Enclosed space fatality
Vessel Type: Bulk carrier
On a loaded bulk carrier, a bulkhead stool void space was due for periodical internal inspection. The chief officer instructed the bosun to open the main deck lid to the vertical access trunk and place a small ventilation fan over the opening. In the meantime, he completed a permit to work in his office. About 20 minutes later, he joined the bosun at the void space access. The C/O instructed the bosun to remove the fan and stand by the opening while he entered to carry out the inspection. It was agreed that the C/O would maintain communication via walkie-talkie and use his personal gas meter to check the atmosphere at each ladder platform before descending down to the next level.. After the C/O had reached the bottom of the ladder, he did not report, and when he failed to respond to the bosun’s calls, the bridge watch keeper was alerted. The bosun then entered the access trunk to render assistance to the C/O, but upon reaching the bottom of the ladder, he became dizzy and collapsed.

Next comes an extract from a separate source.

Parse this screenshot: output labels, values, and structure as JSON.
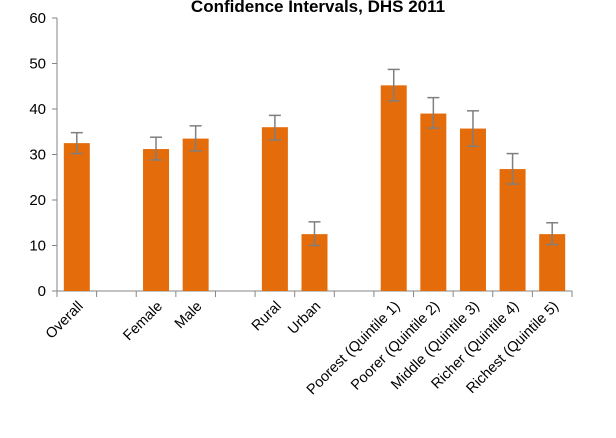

Other crew members performed a rescue using self-contained breathing apparatus. Although the bosun regained consciousness, the C/O lost his life.
The void space had not been opened for about 6 months and was not fitted with any natural ventilation. In these conditions, the oxygen content of the atmosphere became depleted over time due to the effects of corrosion. The ventilator fan had minimal effect on the atmosphere in the lower part of the space in the short time it was used. The fan was too small and should have been fitted with flexible ducting. Additionally, the preparations for entry into this enclosed space were not in accordance with the vessel’s Safety Management System and IMO recommendations. A risk assessment was not carried out, and the Permit to Work was not properly completed at the site of the task. Furthermore, the C/O placed too much reliance on his personal gas meter instead of checking the atmosphere at all levels remotely. Although well intentioned, when the bosun entered the space, he not only placed his own life in danger but critically hindered the chances of successfully rescuing the C/O.
- Strictly follow documented shipboard procedures for enclosed space entry
- Be alert to the ways in which all enclosed spaces on board your ship can become dangerous
- If in any doubt, speak up and stop the job until all safety concerns have been eradicated
- Resist the instinct to rush in any help a casualty. Always raise the alarm and perform a team rescue, in accordance with drilled procedures
- Remember, enclosed spaces are dangerous until proven otherwise!